Я опираюсь локтями на колени и опускаю подбородок на ладони. И думаю. Как может доктор Штейнер обвинять меня в том, кем я стала? Он должен только радоваться. Я так хорошо справилась. Он сам так сказал! Я знаю, что родители бы мной гордились. Нет, в том, какая я, нет ничего плохого.
— Думаю, Вы ошибаетесь, — тихо говорю я, глядя в землю. — Думаю, Вы ищете, за что бы зацепиться и поставить мне диагноз. В том, какая я и как себя веду, нет ничего плохого и неправильного. — Я выпрямляюсь и осматриваю окружающую нас территорию кампуса — прекрасного Принстонского кампуса, для поступления в который мне пришлось приложить столько усилий. И чувствую, как во мне поднимается ярость. — Ради Бога, я же отличница и учусь в Принстоне! — Мой голос находится на грани крика, а мне все равно. — Почему, черт возьми, Вы появляетесь в семь утра в субботу, когда я только начала учиться в колледже, и говорите мне, что моя жизнь…что…
Я сглатываю внезапно вставший в горле комок.
Доктор Штейнер снова снимает очки и трет глаза. Он остается совершенно спокойным, словно такой реакции и ожидал. Однажды он сказал мне, что привык, когда на него кричат, так что мне не стоит испытывать на этой почве чувство вины. Я чертовски уверена, что не почувствую себя виноватой после того, что он только что на меня обрушил.
— Потому что я хотел, чтобы ты отдавала полный отчет своим действиям, Ливи. Полностью осознавала и отдавала отчет. Это не значит, что ты должна бросить то, чем занимаешься. — Он слегка поворачивается и садится лицом ко мне. — Ты — умная девочка, Ливи, и теперь ты — взрослый человек. Ты будешь знакомиться с людьми и встречаться с парнями. Усиленно работать, чтобы добиться всех своих целей. И, я надеюсь, гулять и веселиться. Просто мне хочется быть уверенным, что ты принимаешь решения и ставишь перед собой цели ради себя, а не ради того, чтобы обрадовать других.
Скользнув по скамейке, он добавляет:
— Кто знает? Может, Принстон и медицинская школа именно то, чего хочешь ты. Может, мужчина, с которым ты будешь счастлива до конца жизни, тоже именно тот, кого бы выбрали твои родители. Но, возможно, ты поймешь, что этот путь тебе не подходит. В любом случае, я хочу, чтобы ты принимала решения с широко раскрытыми глазами, а не на автопилоте.
Я не знаю, как ответить на все это, так что просто молчу, смотрю в никуда, а на мои плечи тяжело опускаются смятение и сомнения.
— У жизни есть забавная особенность создавать свои собственные испытания. Она подкидывает такие неожиданности, которые заставляют совершать, обдумывать и испытывать вещи, которые прямо противоречат спланированному тобой и не позволяют действовать в рамках черного и белого. — Он по-отцовски хлопает меня по колену. — Хочу, чтобы ты знала, можешь звонить мне в любое время, когда только захочешь поговорить, Ливи.

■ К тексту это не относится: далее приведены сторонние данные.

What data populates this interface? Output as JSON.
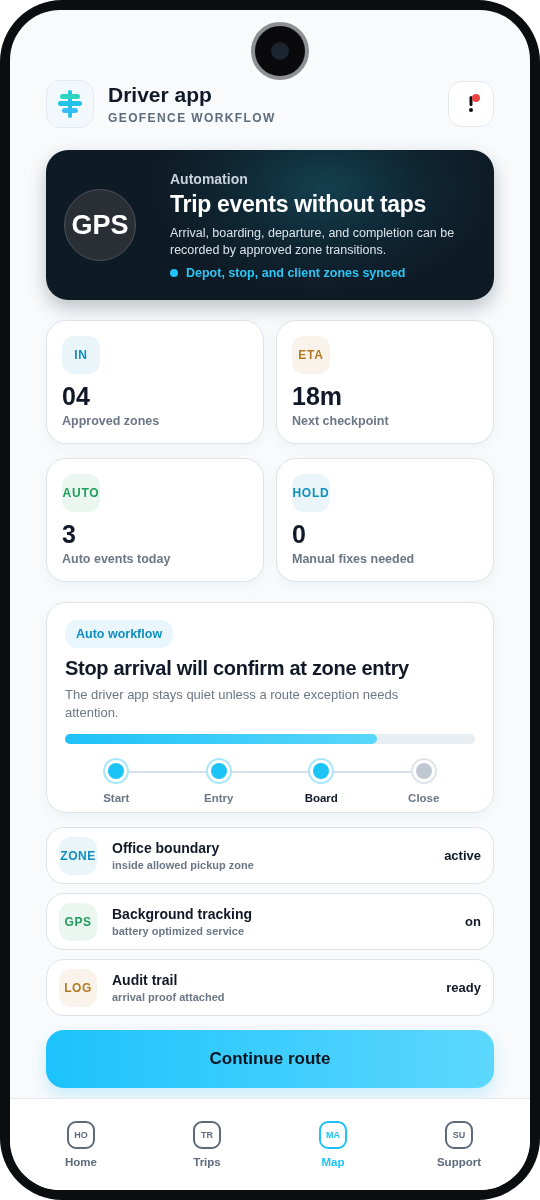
{
  "header": {
    "title": "Driver app",
    "subtitle": "GEOFENCE WORKFLOW",
    "notification": {
      "unread": true
    }
  },
  "hero": {
    "eyebrow": "Automation",
    "badge": "GPS",
    "title": "Trip events without taps",
    "body": "Arrival, boarding, departure, and completion can be recorded by approved zone transitions.",
    "status": "Depot, stop, and client zones synced"
  },
  "stats": [
    {
      "tag": "IN",
      "color": "#0e8fc0",
      "value": "04",
      "label": "Approved zones"
    },
    {
      "tag": "ETA",
      "color": "#b7791f",
      "value": "18m",
      "label": "Next checkpoint"
    },
    {
      "tag": "AUTO",
      "color": "#1f9d5c",
      "value": "3",
      "label": "Auto events today"
    },
    {
      "tag": "HOLD",
      "color": "#0e8fc0",
      "value": "0",
      "label": "Manual fixes needed"
    }
  ],
  "workflow": {
    "chip": "Auto workflow",
    "title": "Stop arrival will confirm at zone entry",
    "body": "The driver app stays quiet unless a route exception needs attention.",
    "level": 0.76,
    "steps": [
      {
        "label": "Start",
        "done": true,
        "selected": false
      },
      {
        "label": "Entry",
        "done": true,
        "selected": false
      },
      {
        "label": "Board",
        "done": true,
        "selected": true
      },
      {
        "label": "Close",
        "done": false,
        "selected": false
      }
    ]
  },
  "rows": [
    {
      "tag": "ZONE",
      "color": "#0e8fc0",
      "title": "Office boundary",
      "subtitle": "inside allowed pickup zone",
      "status": "active"
    },
    {
      "tag": "GPS",
      "color": "#1f9d5c",
      "title": "Background tracking",
      "subtitle": "battery optimized service",
      "status": "on"
    },
    {
      "tag": "LOG",
      "color": "#b7791f",
      "title": "Audit trail",
      "subtitle": "arrival proof attached",
      "status": "ready"
    }
  ],
  "primary_button": "Continue route",
  "nav": [
    {
      "icon": "HO",
      "label": "Home",
      "selected": false
    },
    {
      "icon": "TR",
      "label": "Trips",
      "selected": false
    },
    {
      "icon": "MA",
      "label": "Map",
      "selected": true
    },
    {
      "icon": "SU",
      "label": "Support",
      "selected": false
    }
  ]
}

В любое время. Неважно, насколько ничтожным и глупым тебе это кажется. Если хочешь поговорить об учебе или парнях. Пожаловаться на сестру. — На этих словах он криво улыбнулся. — По любому поводу. И я надеюсь, что ты будешь мне звонить. Постоянно. Когда готова поговорить. Сейчас, как я понимаю, ты горишь желанием вылить свой кофе мне на голову.
Он встает, сильно потягивается и добавляет:
— Все наши разговоры останутся в тайне.
— Вы имеете в виду, что больше не будете подключать мою сестру к своей грязной работенке?

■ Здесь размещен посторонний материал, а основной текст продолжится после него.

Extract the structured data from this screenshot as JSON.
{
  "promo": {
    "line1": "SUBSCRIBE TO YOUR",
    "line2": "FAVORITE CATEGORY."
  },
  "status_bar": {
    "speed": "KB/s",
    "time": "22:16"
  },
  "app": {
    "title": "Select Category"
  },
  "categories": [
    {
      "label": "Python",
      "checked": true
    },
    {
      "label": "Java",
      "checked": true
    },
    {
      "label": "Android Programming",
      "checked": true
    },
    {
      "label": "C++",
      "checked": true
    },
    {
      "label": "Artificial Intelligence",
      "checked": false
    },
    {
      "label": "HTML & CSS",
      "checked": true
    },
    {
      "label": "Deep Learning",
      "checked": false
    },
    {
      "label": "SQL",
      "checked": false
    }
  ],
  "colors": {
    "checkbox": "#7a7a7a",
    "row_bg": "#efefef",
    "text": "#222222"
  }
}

Потерев подбородок, он улыбается и бормочет:
— Каким только хорошим маленьким миньоном она стала.
— Полагаю, Вы считаете всю эту конфиденциальность между доктором и пациентом необязательной?

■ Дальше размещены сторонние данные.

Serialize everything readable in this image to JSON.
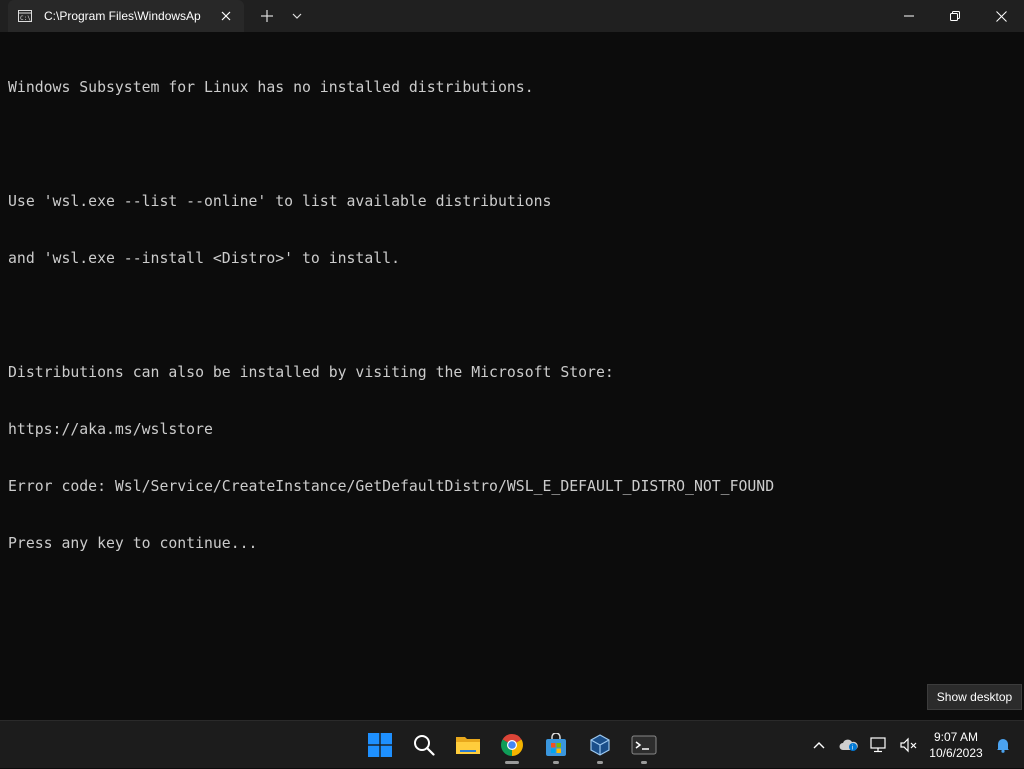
{
  "window": {
    "tab_title": "C:\\Program Files\\WindowsAp"
  },
  "terminal": {
    "lines": [
      "Windows Subsystem for Linux has no installed distributions.",
      "",
      "Use 'wsl.exe --list --online' to list available distributions",
      "and 'wsl.exe --install <Distro>' to install.",
      "",
      "Distributions can also be installed by visiting the Microsoft Store:",
      "https://aka.ms/wslstore",
      "Error code: Wsl/Service/CreateInstance/GetDefaultDistro/WSL_E_DEFAULT_DISTRO_NOT_FOUND",
      "Press any key to continue..."
    ]
  },
  "tooltip": {
    "text": "Show desktop"
  },
  "taskbar": {
    "apps": [
      {
        "icon": "windows-start-icon"
      },
      {
        "icon": "search-icon"
      },
      {
        "icon": "file-explorer-icon"
      },
      {
        "icon": "chrome-icon"
      },
      {
        "icon": "microsoft-store-icon"
      },
      {
        "icon": "virtualbox-icon"
      },
      {
        "icon": "terminal-icon"
      }
    ],
    "clock": {
      "time": "9:07 AM",
      "date": "10/6/2023"
    }
  },
  "colors": {
    "terminal_bg": "#0c0c0c",
    "terminal_fg": "#cccccc",
    "titlebar_bg": "#202020",
    "taskbar_bg": "#1c1c1c",
    "accent": "#0078d4"
  }
}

Он смотрит на меня сверху вниз и выгибает бровь.
— Ты же никогда не была моим пациентом, разве нет?
— А теперь я — пациент?
Он улыбается и протягивает мне руку, чтобы помочь подняться.
— Не будем важничать. Звони, когда появится желание поговорить.
— Я не смогу заплатить.
— Ливи, я не жду от тебя ни цента.
И словно запоздалая мысль пришла на ум, он вскользь добавляет:
— Всего лишь твоего первенца.
Обычно в ответ на такую шутку я бы, по крайней мере, закатила глаза. Но не сейчас. У меня нет настроения шутить. Ноша, которую я таскала на плечах все три месяца и раздумывала при этом, что обо мне выяснит доктор Штейнер, спала всего лишь двадцать минут назад. А теперь она навалилась обратно и искалечила меня своим весом.